The drug looks like concrete mix and varies in consistency from a hard and chunky to a fine powder.

“Gray death is one of the scariest combinations that I have ever seen in nearly 20 years of forensic chemistry drug analysis,” Deneen Kilcrease, manager of the chemistry section at the Georgia Bureau of Investigation, said.

Gray death ingredients and their concentrations are unknown to users, making it particularly lethal, Kilcrease said.

Touching the powder puts users at risk, as Gray Death can be absorbed through the skin.

Last year, the U.S. Drug Enforcement Administration listed U-47700 in the category of the most dangerous drugs it regulates, saying it was associated with dozens of fatalities, mostly in New York and North Carolina.

Gray death has a much higher potency than heroin, according to a bulletin issued by the Gulf Coast High Intensity Drug Trafficking Area. Users tend to inject, swallow, smoke or snort it.

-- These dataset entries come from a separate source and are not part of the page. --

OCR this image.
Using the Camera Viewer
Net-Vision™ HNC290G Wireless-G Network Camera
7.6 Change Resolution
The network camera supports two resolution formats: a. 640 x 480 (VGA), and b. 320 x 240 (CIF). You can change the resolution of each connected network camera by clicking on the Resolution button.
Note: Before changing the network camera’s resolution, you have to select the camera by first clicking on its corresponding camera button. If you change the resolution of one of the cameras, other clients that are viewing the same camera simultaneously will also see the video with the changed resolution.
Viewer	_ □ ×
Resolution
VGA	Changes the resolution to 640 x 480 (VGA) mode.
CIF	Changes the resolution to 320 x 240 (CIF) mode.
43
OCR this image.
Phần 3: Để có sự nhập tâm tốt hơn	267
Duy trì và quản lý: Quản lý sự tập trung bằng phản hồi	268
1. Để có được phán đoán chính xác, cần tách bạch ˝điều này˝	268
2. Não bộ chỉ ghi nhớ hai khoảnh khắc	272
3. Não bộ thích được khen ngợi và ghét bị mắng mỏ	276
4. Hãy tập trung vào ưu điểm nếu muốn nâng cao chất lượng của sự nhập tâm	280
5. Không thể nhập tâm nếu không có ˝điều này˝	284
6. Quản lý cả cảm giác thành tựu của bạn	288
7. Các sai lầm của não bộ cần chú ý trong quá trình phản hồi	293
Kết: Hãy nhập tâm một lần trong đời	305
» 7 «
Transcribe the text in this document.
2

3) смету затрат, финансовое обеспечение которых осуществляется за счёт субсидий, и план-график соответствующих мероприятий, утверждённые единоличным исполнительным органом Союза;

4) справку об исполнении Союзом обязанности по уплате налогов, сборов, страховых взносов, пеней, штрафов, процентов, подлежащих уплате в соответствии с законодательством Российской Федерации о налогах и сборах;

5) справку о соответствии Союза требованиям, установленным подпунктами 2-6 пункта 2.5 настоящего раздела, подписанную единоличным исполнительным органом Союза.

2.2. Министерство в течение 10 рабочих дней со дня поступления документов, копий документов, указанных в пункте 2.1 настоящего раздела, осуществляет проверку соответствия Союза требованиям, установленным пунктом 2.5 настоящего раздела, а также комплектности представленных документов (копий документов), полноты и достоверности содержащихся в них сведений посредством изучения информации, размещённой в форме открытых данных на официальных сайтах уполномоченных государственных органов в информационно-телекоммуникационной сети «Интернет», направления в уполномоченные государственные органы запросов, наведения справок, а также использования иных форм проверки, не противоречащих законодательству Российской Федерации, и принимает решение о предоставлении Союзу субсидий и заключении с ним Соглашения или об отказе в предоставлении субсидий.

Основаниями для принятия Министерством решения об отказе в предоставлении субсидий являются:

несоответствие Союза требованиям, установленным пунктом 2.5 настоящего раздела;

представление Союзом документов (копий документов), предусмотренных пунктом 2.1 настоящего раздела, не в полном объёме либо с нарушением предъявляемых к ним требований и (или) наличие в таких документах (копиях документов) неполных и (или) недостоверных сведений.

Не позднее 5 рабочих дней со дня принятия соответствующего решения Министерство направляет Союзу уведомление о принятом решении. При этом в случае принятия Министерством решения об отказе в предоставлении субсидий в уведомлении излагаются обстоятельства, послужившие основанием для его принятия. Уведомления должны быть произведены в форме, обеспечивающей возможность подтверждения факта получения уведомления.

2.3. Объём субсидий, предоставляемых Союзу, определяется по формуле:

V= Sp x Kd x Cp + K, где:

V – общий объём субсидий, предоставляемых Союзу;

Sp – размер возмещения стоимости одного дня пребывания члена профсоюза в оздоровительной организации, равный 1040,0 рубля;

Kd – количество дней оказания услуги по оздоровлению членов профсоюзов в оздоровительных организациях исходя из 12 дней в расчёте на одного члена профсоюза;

50 overdose cases from Gray Death have been reported in the past three months in Georgia, most of the cases from the Atlanta area.

In Ohio, the coroner’s office serving the Cincinnati area says a similar compound has been coming in for months. The Ohio attorney general’s office has analyzed eight samples matching the gray death mixture from around the state.

The combo is just the latest in the trend of heroin mixed with other opioids, such as fentanyl.

Fentanyl-related deaths spiked so high in Ohio in 2015 that state health officials asked the federal Centers for Disease Control and Prevention to send scientists to help address the problem.

The mixing of all the drugs poses a deadly risk to users and also challenges investigators trying to figure out what they’re dealing with this time around, said Ohio Attorney General Mike DeWine.

“Normally, we would be able to walk by one of our scientists, and say ‘What are you testing?’ and they’ll tell you heroin or ‘We’re testing fentanyl,'” DeWine said. “Now, sometimes they’re looking at it, at least initially, and say, ‘Well, we don’t know.'”

These deadly combinations are becoming a common theme in the ever escalating of the heroin and opioid epidemic.  33,000 fatal overdoses stemming directly from opioid related drug combinations in 2015, were reported by the US government.  In Ohio, a record 3,050 people died of drug overdoses last year, most the result of opioid painkillers or their close cousin, heroin.

A DEA news release says: “Because substances like U-47700 are often manufactured in illicit labs overseas, the identity, purity and quantity are unknown, creating a ‘Russian roulette’ scenario for any user.”